Collectif Sapin

Tout commence il y a 10 ans, nous sommes une trentaine, en plein boom économique de notre entreprise de déforestation en Sibérie. L’esprit entrepreneurial nous fait oublier les principes même de sécurité : on en veut plus, toujours plus. L’hiver sibérien ne pèse pas lourd face à cette commande de 10 000 000 de sapins pour le port de Shanghai. Les machines se mettent en branle, furieuses, voraces, aveugles. Dans le blizzard, le vert sapin se transforme en rouge sang, et la neige revêt alors un manteau bien plus sombre… Nous nous étions rendus responsables de la mort de la moitié d’entre nous.

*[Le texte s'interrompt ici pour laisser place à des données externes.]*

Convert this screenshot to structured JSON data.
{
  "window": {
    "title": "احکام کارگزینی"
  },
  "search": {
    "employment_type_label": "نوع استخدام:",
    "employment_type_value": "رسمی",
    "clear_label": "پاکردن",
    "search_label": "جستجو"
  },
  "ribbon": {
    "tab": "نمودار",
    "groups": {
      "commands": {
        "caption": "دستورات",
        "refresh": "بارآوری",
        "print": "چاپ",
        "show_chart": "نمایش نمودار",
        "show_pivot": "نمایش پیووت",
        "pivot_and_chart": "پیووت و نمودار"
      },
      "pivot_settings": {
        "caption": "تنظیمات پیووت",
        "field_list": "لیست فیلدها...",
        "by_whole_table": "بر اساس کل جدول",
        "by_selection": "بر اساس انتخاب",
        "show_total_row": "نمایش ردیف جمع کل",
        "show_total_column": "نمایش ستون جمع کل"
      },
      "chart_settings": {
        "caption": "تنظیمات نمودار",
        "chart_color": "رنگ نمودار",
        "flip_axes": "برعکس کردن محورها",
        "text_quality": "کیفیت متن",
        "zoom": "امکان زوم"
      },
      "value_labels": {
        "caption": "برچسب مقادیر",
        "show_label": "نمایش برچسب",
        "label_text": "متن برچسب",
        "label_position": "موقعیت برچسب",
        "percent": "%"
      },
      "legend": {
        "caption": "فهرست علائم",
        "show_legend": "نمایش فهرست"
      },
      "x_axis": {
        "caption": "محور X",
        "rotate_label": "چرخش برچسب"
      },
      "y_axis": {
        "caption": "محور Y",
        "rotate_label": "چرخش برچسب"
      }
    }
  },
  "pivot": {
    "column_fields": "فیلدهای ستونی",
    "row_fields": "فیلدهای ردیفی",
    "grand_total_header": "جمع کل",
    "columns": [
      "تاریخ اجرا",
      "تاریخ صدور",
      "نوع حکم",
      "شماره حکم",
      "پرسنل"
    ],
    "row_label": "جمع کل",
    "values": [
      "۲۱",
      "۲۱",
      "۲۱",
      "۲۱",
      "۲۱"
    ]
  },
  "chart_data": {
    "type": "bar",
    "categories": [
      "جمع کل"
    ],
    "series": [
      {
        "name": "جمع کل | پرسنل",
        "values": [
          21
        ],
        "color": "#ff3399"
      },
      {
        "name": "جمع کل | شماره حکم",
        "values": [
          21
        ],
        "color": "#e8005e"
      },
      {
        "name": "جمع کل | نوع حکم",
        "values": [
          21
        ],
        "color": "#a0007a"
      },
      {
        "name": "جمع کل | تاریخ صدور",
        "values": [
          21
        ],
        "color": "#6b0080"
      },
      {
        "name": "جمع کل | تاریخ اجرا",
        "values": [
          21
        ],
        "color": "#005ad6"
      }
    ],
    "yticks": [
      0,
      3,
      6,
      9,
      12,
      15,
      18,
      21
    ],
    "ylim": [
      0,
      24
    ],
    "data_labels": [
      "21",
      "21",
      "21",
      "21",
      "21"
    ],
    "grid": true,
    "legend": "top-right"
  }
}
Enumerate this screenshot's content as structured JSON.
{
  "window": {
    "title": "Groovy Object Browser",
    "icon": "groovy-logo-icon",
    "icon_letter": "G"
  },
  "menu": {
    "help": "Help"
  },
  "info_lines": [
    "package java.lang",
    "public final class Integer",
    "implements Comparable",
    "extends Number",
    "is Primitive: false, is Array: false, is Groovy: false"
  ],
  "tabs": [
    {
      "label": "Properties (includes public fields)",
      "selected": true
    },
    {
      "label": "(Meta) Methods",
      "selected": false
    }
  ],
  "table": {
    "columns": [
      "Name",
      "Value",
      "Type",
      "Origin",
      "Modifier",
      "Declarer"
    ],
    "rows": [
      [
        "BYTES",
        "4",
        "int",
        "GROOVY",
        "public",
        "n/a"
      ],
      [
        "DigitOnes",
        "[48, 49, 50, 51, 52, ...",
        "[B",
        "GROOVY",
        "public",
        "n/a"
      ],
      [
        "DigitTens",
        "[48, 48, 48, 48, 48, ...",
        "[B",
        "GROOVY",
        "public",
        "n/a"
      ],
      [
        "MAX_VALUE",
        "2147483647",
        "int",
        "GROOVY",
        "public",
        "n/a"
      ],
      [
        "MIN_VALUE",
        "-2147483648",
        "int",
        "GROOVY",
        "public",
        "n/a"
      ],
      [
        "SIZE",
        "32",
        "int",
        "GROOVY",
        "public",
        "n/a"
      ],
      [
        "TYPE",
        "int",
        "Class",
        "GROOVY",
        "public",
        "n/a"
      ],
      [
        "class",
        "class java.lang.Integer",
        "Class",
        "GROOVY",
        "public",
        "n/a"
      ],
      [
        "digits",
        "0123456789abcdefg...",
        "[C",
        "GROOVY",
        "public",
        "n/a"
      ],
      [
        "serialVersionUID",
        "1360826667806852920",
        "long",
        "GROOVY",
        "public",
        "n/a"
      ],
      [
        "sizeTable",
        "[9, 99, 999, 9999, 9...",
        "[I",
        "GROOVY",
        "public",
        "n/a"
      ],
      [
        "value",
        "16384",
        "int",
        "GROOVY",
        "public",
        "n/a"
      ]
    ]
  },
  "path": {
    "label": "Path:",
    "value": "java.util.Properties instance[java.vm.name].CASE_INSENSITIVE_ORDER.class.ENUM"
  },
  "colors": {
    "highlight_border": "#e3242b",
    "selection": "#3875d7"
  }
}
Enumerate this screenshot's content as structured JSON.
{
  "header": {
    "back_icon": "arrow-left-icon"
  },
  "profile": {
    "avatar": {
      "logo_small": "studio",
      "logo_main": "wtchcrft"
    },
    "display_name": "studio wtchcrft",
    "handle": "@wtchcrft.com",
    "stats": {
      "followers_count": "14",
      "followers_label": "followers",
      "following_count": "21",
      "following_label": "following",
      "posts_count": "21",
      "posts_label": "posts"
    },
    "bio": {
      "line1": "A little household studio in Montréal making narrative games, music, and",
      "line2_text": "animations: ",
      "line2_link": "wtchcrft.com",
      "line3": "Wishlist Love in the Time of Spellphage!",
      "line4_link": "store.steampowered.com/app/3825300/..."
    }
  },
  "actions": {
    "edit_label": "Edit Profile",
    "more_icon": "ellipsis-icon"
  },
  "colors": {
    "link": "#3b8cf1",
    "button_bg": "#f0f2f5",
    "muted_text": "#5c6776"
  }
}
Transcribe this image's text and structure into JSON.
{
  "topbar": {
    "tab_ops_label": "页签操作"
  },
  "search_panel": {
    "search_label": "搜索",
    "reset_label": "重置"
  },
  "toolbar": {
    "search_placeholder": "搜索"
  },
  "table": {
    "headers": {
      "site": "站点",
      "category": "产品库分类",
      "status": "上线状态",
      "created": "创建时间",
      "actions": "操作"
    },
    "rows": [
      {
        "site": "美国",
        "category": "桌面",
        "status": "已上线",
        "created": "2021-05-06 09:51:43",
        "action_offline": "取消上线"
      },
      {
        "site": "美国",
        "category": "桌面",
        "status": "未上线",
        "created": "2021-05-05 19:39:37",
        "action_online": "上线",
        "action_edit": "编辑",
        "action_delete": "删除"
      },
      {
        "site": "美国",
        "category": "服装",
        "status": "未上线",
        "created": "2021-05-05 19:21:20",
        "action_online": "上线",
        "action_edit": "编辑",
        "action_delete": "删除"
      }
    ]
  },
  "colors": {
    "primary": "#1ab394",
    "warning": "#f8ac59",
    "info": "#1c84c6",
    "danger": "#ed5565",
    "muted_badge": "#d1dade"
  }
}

Que faire ? Où aller ? L’Argentine ? Non, trop évident. Nous choisîmes alors la France, pour son esprit des lumières et son “art de vivre” vinicole qui fait oublier les soucis. De trente jeunes loups capitalistes, nous passons à quinze jeunes gauchos qui cherchent à se repentir dans le format associatif, par exemple lors d’ateliers où l’on fait gigoter des Mickeys, ou dans des revues niaises ayant pour nom des objets du quotidien, quotidien qui était devenu le nôtre. Parasol l’été, Parapluie l’hiver. Toujours abrités, toujours planqués, fuyants notre passé criminel. Et un seul nom pour réunir toute cette mascarade: “SAPIN”, ironie funeste, dernier hommage camouflé à nos disparus, dont on doit à présent taire les noms.

Les sirènes de police nous font transpirer à grosses goûtes, on se réunit le soir en se lançant des regards sombres. “T’as rien balancé, pas vrai ?” “Non, et toi ?” “Non plus” “Bien” “On se dit quelle heure demain ?” “10h, je préfère le matin, je me sens moins coupable du sang que j’ai sur les mains” “OK, à demain”.